Human papillomavirus-positive head and neck squamous cell carcinoma (HPV+ HNSCC) exhibits reduced MHC-I expression for antigen presentation, leading to immune evasion and limited efficacy of immune checkpoint inhibitor (ICI) therapy.

OBJECTIVES

In HPV+ HNSCC, we sought to identify negative regulators of MHC-I expression and to elucidate the underlying mechanism(s) of downregulation. Identifying new targets to increase MHC-I antigen presentation should improve ICI therapy efficacy.

METHODS

We performed genome-wide CRISPR/Cas9 screens in HPV+ HNSCC cell lines and identified members of the polycomb repressive complex 2 (PRC2) as significant negative regulators of MHC-I. PRC2 is known to repress MHC-I-related gene expression via histone methylation (H3K27me3) in other cancers, and expression of the catalytic core protein of PRC2, EZH2, is upregulated in HPV+ cancers.

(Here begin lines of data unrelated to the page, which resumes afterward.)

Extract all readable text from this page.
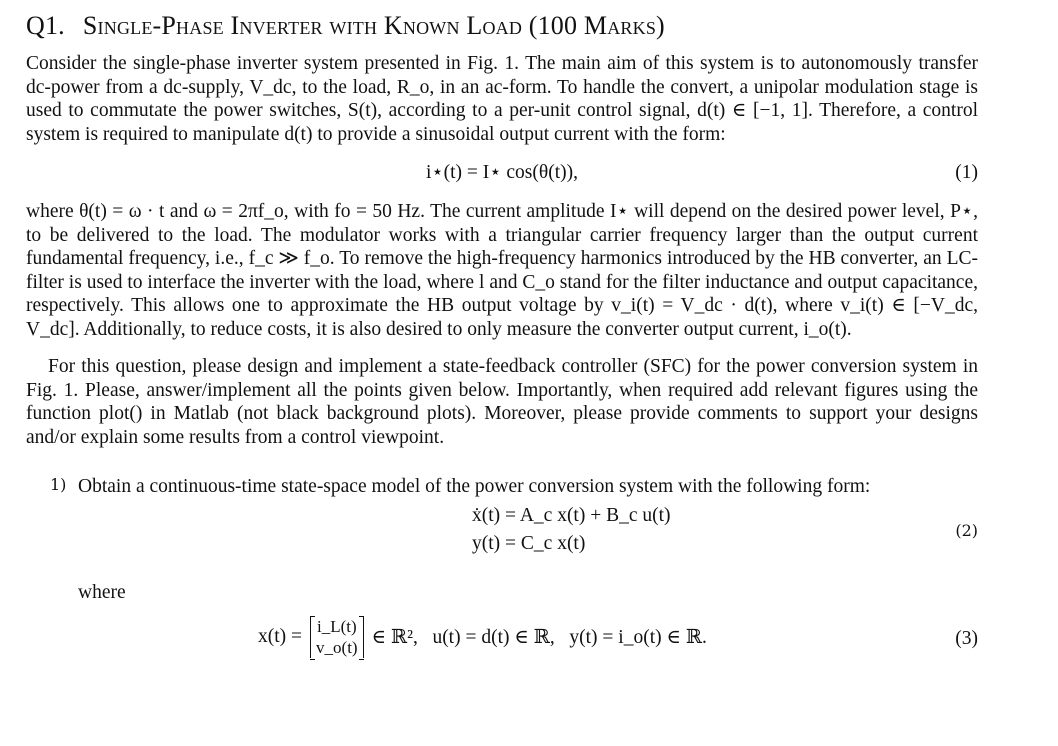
Q1. Single-Phase Inverter with Known Load (100 Marks)

Consider the single-phase inverter system presented in Fig. 1. The main aim of this system is to autonomously transfer dc-power from a dc-supply, V_dc, to the load, R_o, in an ac-form. To handle the convert, a unipolar modulation stage is used to commutate the power switches, S(t), according to a per-unit control signal, d(t) ∈ [−1, 1]. Therefore, a control system is required to manipulate d(t) to provide a sinusoidal output current with the form:

i⋆(t) = I⋆ cos(θ(t)),	(1)

where θ(t) = ω · t and ω = 2πf_o, with fo = 50 Hz. The current amplitude I⋆ will depend on the desired power level, P⋆, to be delivered to the load. The modulator works with a triangular carrier frequency larger than the output current fundamental frequency, i.e., f_c ≫ f_o. To remove the high-frequency harmonics introduced by the HB converter, an LC-filter is used to interface the inverter with the load, where l and C_o stand for the filter inductance and output capacitance, respectively. This allows one to approximate the HB output voltage by v_i(t) = V_dc · d(t), where v_i(t) ∈ [−V_dc, V_dc]. Additionally, to reduce costs, it is also desired to only measure the converter output current, i_o(t).

For this question, please design and implement a state-feedback controller (SFC) for the power conversion system in Fig. 1. Please, answer/implement all the points given below. Importantly, when required add relevant figures using the function plot() in Matlab (not black background plots). Moreover, please provide comments to support your designs and/or explain some results from a control viewpoint.

1) Obtain a continuous-time state-space model of the power conversion system with the following form:

ẋ(t) = A_c x(t) + B_c u(t)
y(t) = C_c x(t)
(2)

where

x(t) = i_L(t)
v_o(t) ∈ ℝ²,   u(t) = d(t) ∈ ℝ,   y(t) = i_o(t) ∈ ℝ.	(3)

We hypothesized that PRC2-mediated methylation leads to transcriptional downregulation of MHC-I expression in HPV+ HNSCC.

RESULTS

We found increased expression of PRC2 and H3K27me3 levels in HPV+ HNSCC cells. Interestingly, our pathway analysis identified the Spt-Ada-Gcn5 acetyltransferase (SAGA) complex as the top gene network responsible for the downregulation of MHC-I expression. The SAGA complex, via the histone lysine acetyltransferase (KAT2A), is a transcriptional coactivator for E2F and MYC targeted transcription, whose activity is highly upregulated in HPV+ HNSCC cells via the viral oncoproteins E7 and E6. We show that KAT2A and SAGA complex expression is upregulated in HPV+ HNSCC, and that the inhibition of PRC2, KAT2A, or other SAGA complex members resulted in increased MHC-I expression. By extension, our analysis identified several compounds in various stages of clinical development which could be used to augment the current standard of care for HPV+ HNSCC cells.

CONCLUSIONS

Our results suggest that elevated KAT2A/SAGA potentiates E2F- and MYC-mediated transcription of PRC2 genes, contributing to the downregulation of MHC-I. Thus, abrogation of the KAT2A/SAGA:E2F/MYC:PRC2 axis may be valuable toward increasing antitumor immunity through the restoration of MHC-I expression in HPV+ HNSCC.